I didn’t so much try to conjure up my necromancy as release it. The best I could describe it was like having a fist in my diaphragm, a fist that I kept clenched tight, holding on to my power so it didn’t escape. This was unfolding my fingers, spreading my hand wide, letting go that tension that was almost always there just under my ribs. It was like letting out a breath I always had to hold, and finally being able to be free.

Maybe for some it was magic and that was why they needed all the tools and ointments, but for me it was a psychic ability, and all I had to do was unleash it. My necromancy was like a cool breeze flowing outward from me.
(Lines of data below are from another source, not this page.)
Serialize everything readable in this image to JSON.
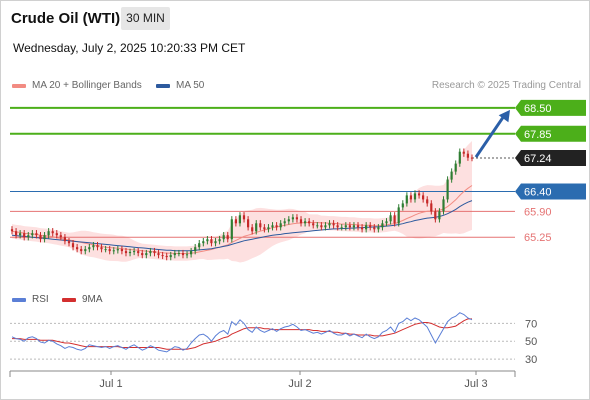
{
  "header": {
    "title": "Crude Oil (WTI)",
    "timeframe": "30 MIN",
    "datetime": "Wednesday, July 2, 2025 10:20:33 PM CET"
  },
  "legend": {
    "ma_bb_label": "MA 20 + Bollinger Bands",
    "ma50_label": "MA 50",
    "ma_bb_color": "#f28b82",
    "ma50_color": "#2d5a9e",
    "credit": "Research © 2025 Trading Central"
  },
  "colors": {
    "up": "#2e7d32",
    "down": "#c62828",
    "resistance": "#4caf1a",
    "pivot": "#2b6cb0",
    "support": "#e57373",
    "price_box": "#222222",
    "bb_fill": "#fde0e0",
    "rsi": "#5b7fd6",
    "rsi_ma": "#d32f2f",
    "arrow": "#2b5fa8"
  },
  "chart_data": [
    {
      "type": "candlestick",
      "y_range": [
        64.3,
        68.9
      ],
      "x_ticks": [
        "Jul 1",
        "Jul 2",
        "Jul 3"
      ],
      "levels": [
        {
          "value": 68.5,
          "label": "68.50",
          "kind": "resistance"
        },
        {
          "value": 67.85,
          "label": "67.85",
          "kind": "resistance"
        },
        {
          "value": 67.24,
          "label": "67.24",
          "kind": "last"
        },
        {
          "value": 66.4,
          "label": "66.40",
          "kind": "pivot"
        },
        {
          "value": 65.9,
          "label": "65.90",
          "kind": "support"
        },
        {
          "value": 65.25,
          "label": "65.25",
          "kind": "support"
        }
      ],
      "closes": [
        65.4,
        65.3,
        65.35,
        65.25,
        65.3,
        65.35,
        65.3,
        65.2,
        65.3,
        65.4,
        65.35,
        65.3,
        65.25,
        65.15,
        65.1,
        65.0,
        64.95,
        64.9,
        64.95,
        65.0,
        65.05,
        65.0,
        64.95,
        64.95,
        64.9,
        64.92,
        64.95,
        64.9,
        64.85,
        64.88,
        64.9,
        64.85,
        64.8,
        64.85,
        64.9,
        64.85,
        64.8,
        64.78,
        64.75,
        64.8,
        64.85,
        64.85,
        64.8,
        64.82,
        64.9,
        65.0,
        65.1,
        65.15,
        65.2,
        65.1,
        65.15,
        65.2,
        65.3,
        65.2,
        65.7,
        65.6,
        65.8,
        65.7,
        65.5,
        65.4,
        65.6,
        65.5,
        65.45,
        65.5,
        65.55,
        65.5,
        65.6,
        65.65,
        65.7,
        65.75,
        65.7,
        65.6,
        65.65,
        65.6,
        65.55,
        65.55,
        65.5,
        65.55,
        65.6,
        65.55,
        65.5,
        65.5,
        65.55,
        65.5,
        65.55,
        65.5,
        65.45,
        65.55,
        65.5,
        65.45,
        65.5,
        65.6,
        65.65,
        65.8,
        65.6,
        66.0,
        66.1,
        66.3,
        66.2,
        66.35,
        66.3,
        66.2,
        66.1,
        65.9,
        65.7,
        65.9,
        66.2,
        66.7,
        66.9,
        67.1,
        67.4,
        67.35,
        67.25,
        67.24
      ],
      "ma20": [
        65.4,
        65.38,
        65.37,
        65.35,
        65.34,
        65.33,
        65.32,
        65.3,
        65.29,
        65.28,
        65.26,
        65.24,
        65.22,
        65.2,
        65.18,
        65.16,
        65.14,
        65.12,
        65.1,
        65.08,
        65.06,
        65.04,
        65.02,
        65.0,
        64.99,
        64.98,
        64.97,
        64.96,
        64.95,
        64.94,
        64.93,
        64.92,
        64.91,
        64.9,
        64.89,
        64.88,
        64.87,
        64.86,
        64.85,
        64.85,
        64.84,
        64.84,
        64.84,
        64.84,
        64.85,
        64.86,
        64.88,
        64.9,
        64.92,
        64.94,
        64.97,
        65.0,
        65.03,
        65.06,
        65.12,
        65.17,
        65.22,
        65.27,
        65.3,
        65.33,
        65.37,
        65.4,
        65.43,
        65.46,
        65.49,
        65.51,
        65.53,
        65.55,
        65.57,
        65.59,
        65.6,
        65.61,
        65.62,
        65.62,
        65.62,
        65.62,
        65.61,
        65.61,
        65.6,
        65.6,
        65.59,
        65.58,
        65.58,
        65.57,
        65.57,
        65.56,
        65.55,
        65.55,
        65.55,
        65.54,
        65.54,
        65.55,
        65.56,
        65.58,
        65.59,
        65.63,
        65.67,
        65.72,
        65.76,
        65.81,
        65.85,
        65.88,
        65.9,
        65.91,
        65.91,
        65.93,
        65.96,
        66.02,
        66.1,
        66.19,
        66.3,
        66.4,
        66.48,
        66.55
      ],
      "ma50": [
        65.3,
        65.29,
        65.28,
        65.27,
        65.26,
        65.25,
        65.24,
        65.23,
        65.22,
        65.21,
        65.2,
        65.19,
        65.18,
        65.17,
        65.16,
        65.15,
        65.14,
        65.13,
        65.12,
        65.11,
        65.1,
        65.09,
        65.08,
        65.07,
        65.06,
        65.05,
        65.04,
        65.03,
        65.02,
        65.01,
        65.0,
        64.99,
        64.98,
        64.97,
        64.96,
        64.95,
        64.94,
        64.93,
        64.92,
        64.92,
        64.91,
        64.91,
        64.91,
        64.91,
        64.91,
        64.92,
        64.93,
        64.94,
        64.95,
        64.96,
        64.98,
        65.0,
        65.02,
        65.04,
        65.07,
        65.1,
        65.13,
        65.16,
        65.18,
        65.2,
        65.22,
        65.24,
        65.26,
        65.28,
        65.3,
        65.31,
        65.32,
        65.34,
        65.35,
        65.36,
        65.37,
        65.38,
        65.39,
        65.4,
        65.41,
        65.42,
        65.43,
        65.44,
        65.45,
        65.46,
        65.46,
        65.47,
        65.47,
        65.48,
        65.48,
        65.49,
        65.49,
        65.5,
        65.5,
        65.51,
        65.51,
        65.52,
        65.53,
        65.54,
        65.55,
        65.57,
        65.59,
        65.62,
        65.64,
        65.67,
        65.69,
        65.71,
        65.73,
        65.74,
        65.75,
        65.77,
        65.8,
        65.84,
        65.89,
        65.95,
        66.02,
        66.08,
        66.13,
        66.17
      ]
    },
    {
      "type": "line",
      "name": "RSI",
      "y_ticks": [
        70,
        50,
        30
      ],
      "y_range": [
        20,
        85
      ],
      "series": [
        {
          "name": "RSI",
          "values": [
            55,
            53,
            52,
            50,
            54,
            55,
            53,
            49,
            48,
            51,
            50,
            47,
            45,
            42,
            44,
            43,
            41,
            40,
            42,
            46,
            45,
            44,
            43,
            44,
            42,
            44,
            45,
            43,
            41,
            44,
            46,
            43,
            40,
            42,
            45,
            43,
            40,
            39,
            38,
            41,
            44,
            43,
            40,
            42,
            48,
            53,
            57,
            58,
            55,
            50,
            56,
            60,
            62,
            58,
            72,
            68,
            74,
            70,
            63,
            60,
            66,
            62,
            60,
            62,
            64,
            61,
            64,
            66,
            67,
            69,
            66,
            62,
            63,
            61,
            59,
            60,
            58,
            60,
            62,
            59,
            57,
            57,
            59,
            56,
            58,
            56,
            54,
            58,
            55,
            53,
            55,
            60,
            62,
            66,
            60,
            70,
            72,
            76,
            73,
            76,
            74,
            70,
            66,
            57,
            48,
            56,
            64,
            72,
            76,
            78,
            82,
            80,
            76,
            74
          ]
        },
        {
          "name": "9MA",
          "values": [
            53,
            53,
            53,
            52,
            52,
            52,
            52,
            51,
            51,
            51,
            51,
            50,
            49,
            48,
            48,
            47,
            46,
            45,
            44,
            44,
            44,
            44,
            44,
            44,
            44,
            44,
            44,
            43,
            43,
            43,
            43,
            43,
            43,
            43,
            43,
            43,
            43,
            42,
            41,
            41,
            41,
            41,
            41,
            41,
            42,
            43,
            45,
            47,
            48,
            49,
            50,
            52,
            54,
            55,
            58,
            60,
            62,
            64,
            65,
            65,
            65,
            65,
            64,
            64,
            63,
            63,
            63,
            63,
            63,
            63,
            63,
            63,
            63,
            63,
            62,
            62,
            61,
            61,
            61,
            60,
            60,
            59,
            59,
            58,
            58,
            57,
            57,
            57,
            57,
            56,
            56,
            56,
            57,
            58,
            59,
            61,
            63,
            65,
            67,
            69,
            70,
            71,
            71,
            70,
            68,
            66,
            65,
            65,
            66,
            67,
            70,
            73,
            75,
            75
          ]
        }
      ]
    }
  ],
  "rsi_legend": {
    "rsi_label": "RSI",
    "ma_label": "9MA"
  }
}
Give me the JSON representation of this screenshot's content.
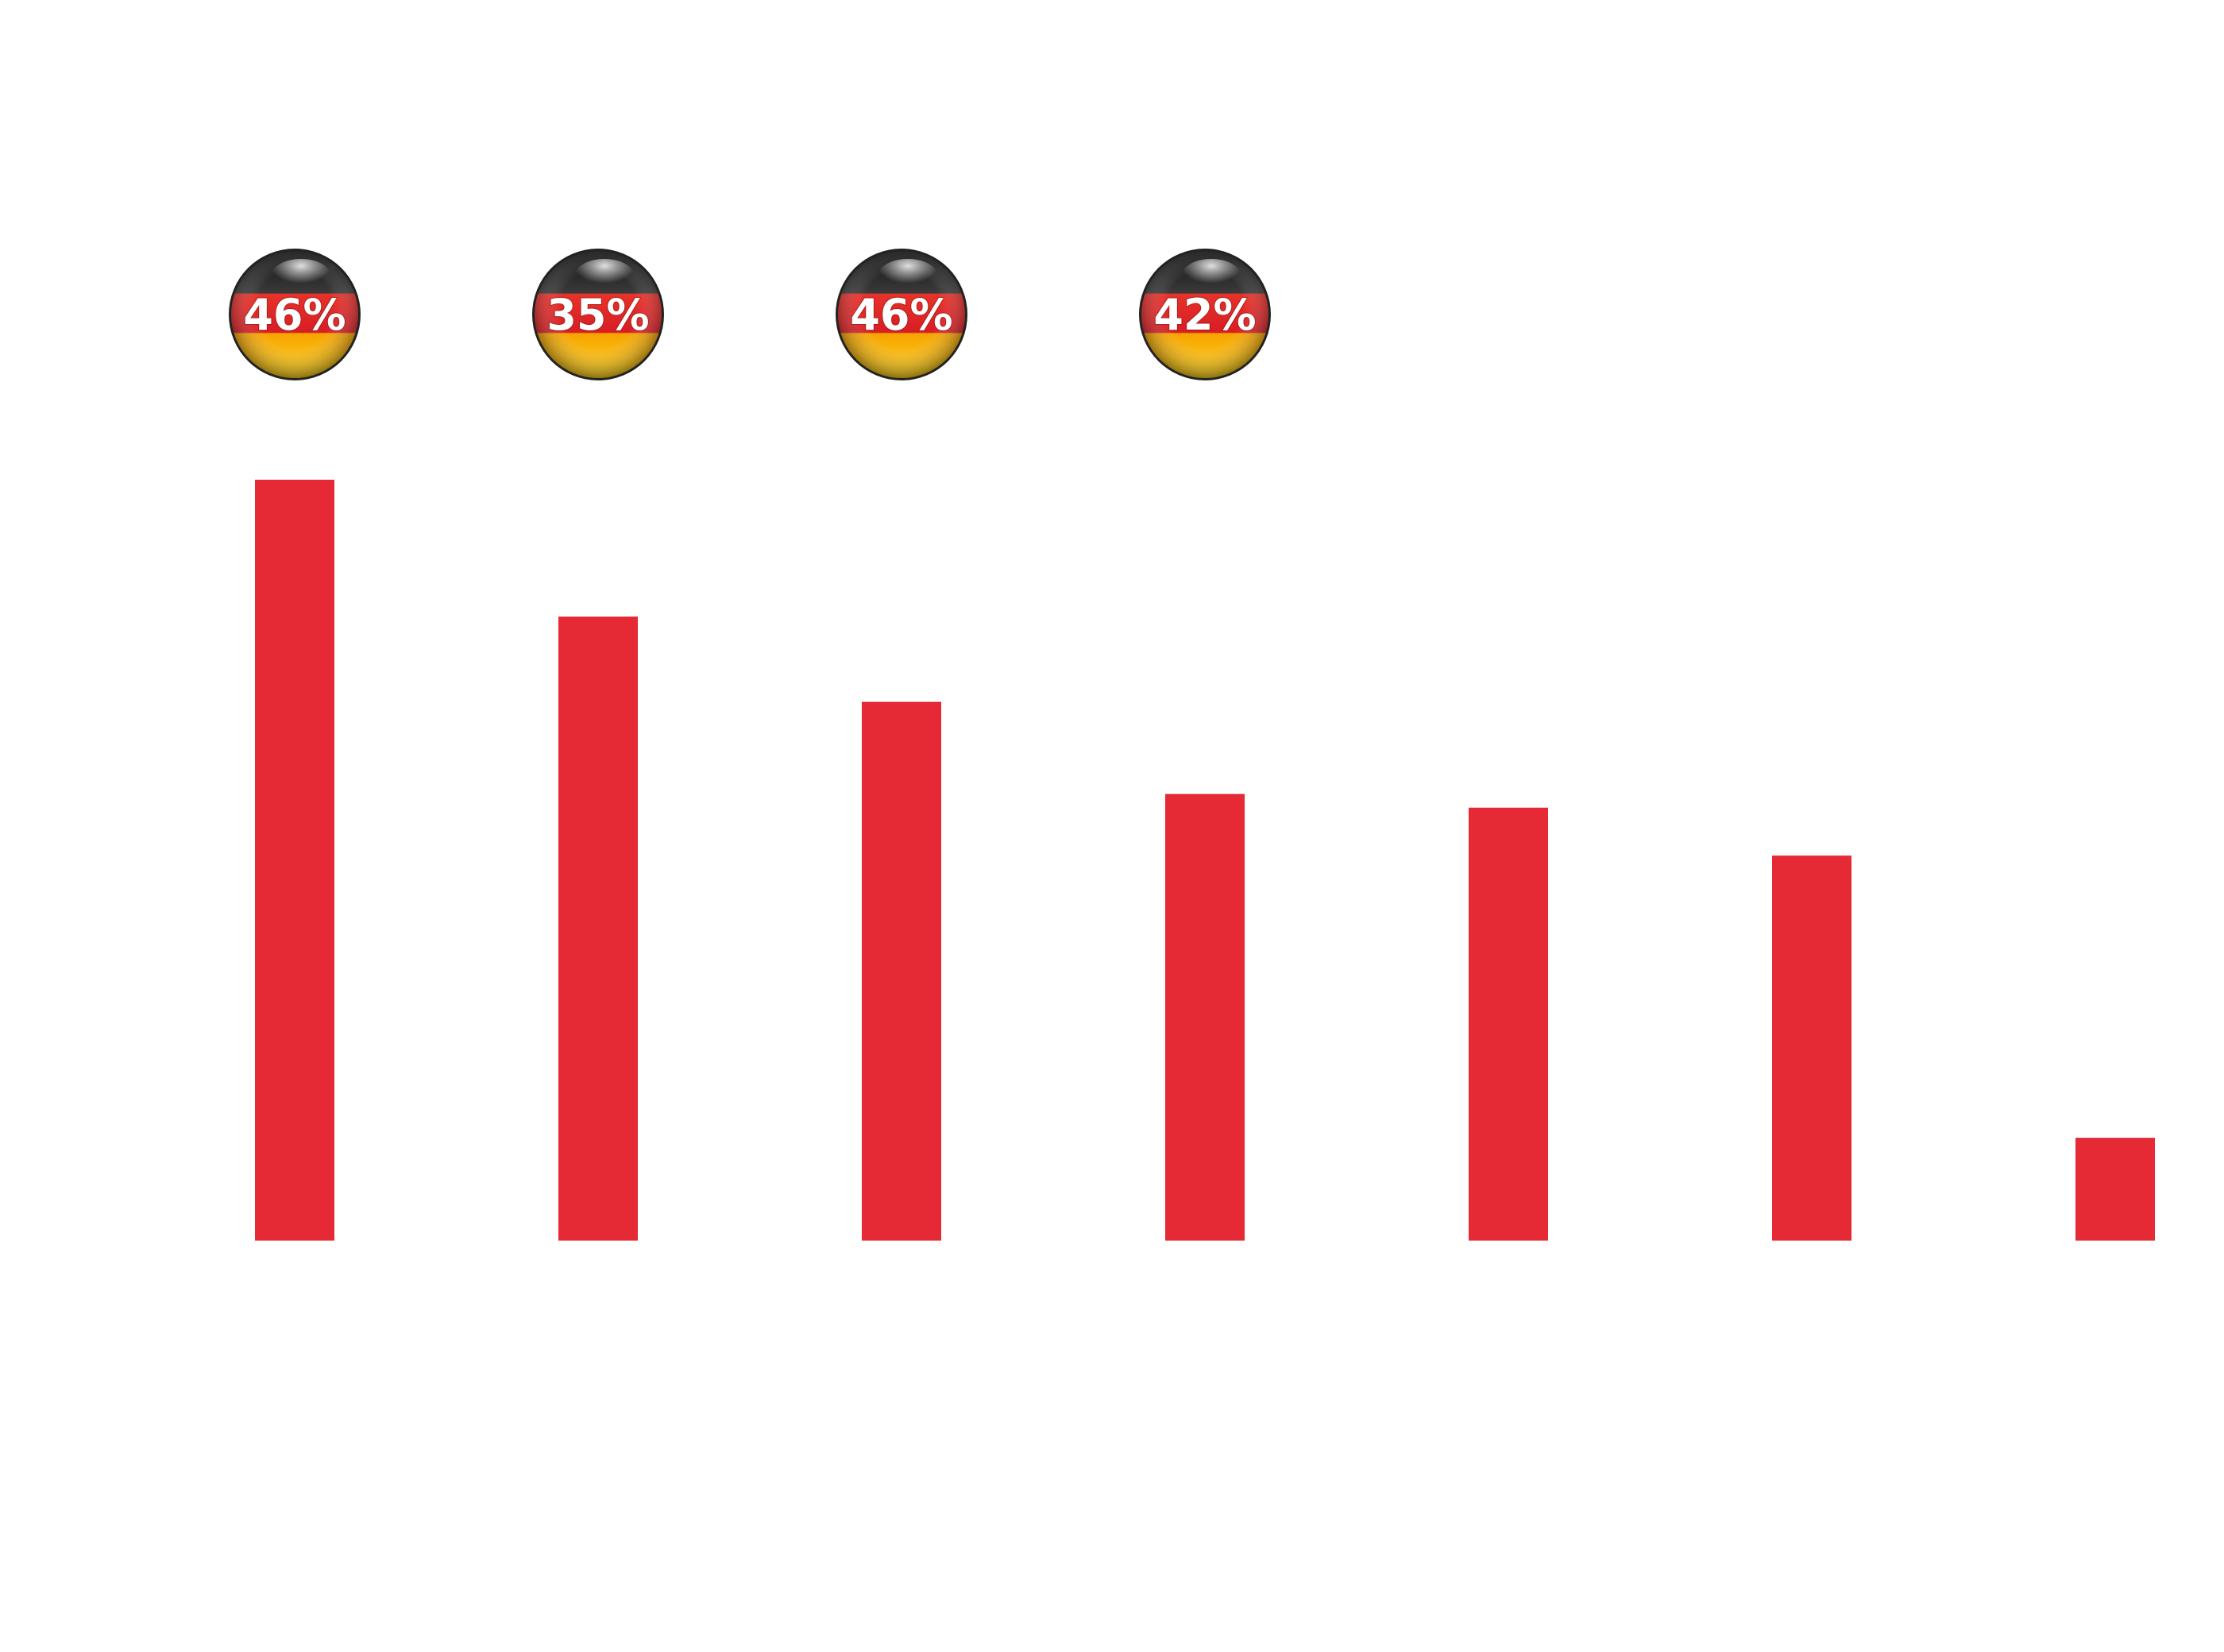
{
  "chart_data": {
    "type": "bar",
    "title": "",
    "xlabel": "",
    "ylabel": "",
    "ylim": [
      0,
      100
    ],
    "series": [
      {
        "values": [
          100,
          82,
          70.8,
          58.7,
          56.9,
          50.6,
          13.5
        ],
        "color": "#e52a35"
      }
    ],
    "badges": [
      {
        "bar_index": 0,
        "label": "46%"
      },
      {
        "bar_index": 1,
        "label": "35%"
      },
      {
        "bar_index": 2,
        "label": "46%"
      },
      {
        "bar_index": 3,
        "label": "42%"
      }
    ],
    "badge_icon": "german-flag-sphere-icon",
    "badge_colors": {
      "black": "#1f1f1f",
      "red": "#dd1f26",
      "gold": "#f7c600"
    }
  }
}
It didn’t actually move so much as a hair on anyone’s head, so maybe breeze wasn’t the right word, but I could feel it seeking outward from me almost like the rings in water when you throw a pebble into it, except I was the pebble, and the power tended to be a little more powerful and directed in the direction I was facing. I could “feel” behind me, but it wasn’t as strong. I had no idea why.

Smith shivered beside me, and Clive Perry actually took a step back from all of us. He didn’t really feel anything, but I’d learned that his grandmother, like mine, had practiced as a Vaudun priestess, except his had been a bad person and mine hadn’t been. It had made him skittish around me, but not have a problem with Smith.

I searched for the undead. My power never even hesitated at a truly dead body. It was as if my power saw it the same as a table or chair: inert. Then I caught a hint of vampire, like something tugged at the edge of my attention, and I’d learned to direct my power so that it was like a scenting hound. I followed that “feeling,” that energy, and if the pull got stronger, then it was vampires; if not, it could be ghouls, or zombies, or just a place where vampires had been recently. The feeling got stronger, and stronger, and now my power was being pulled.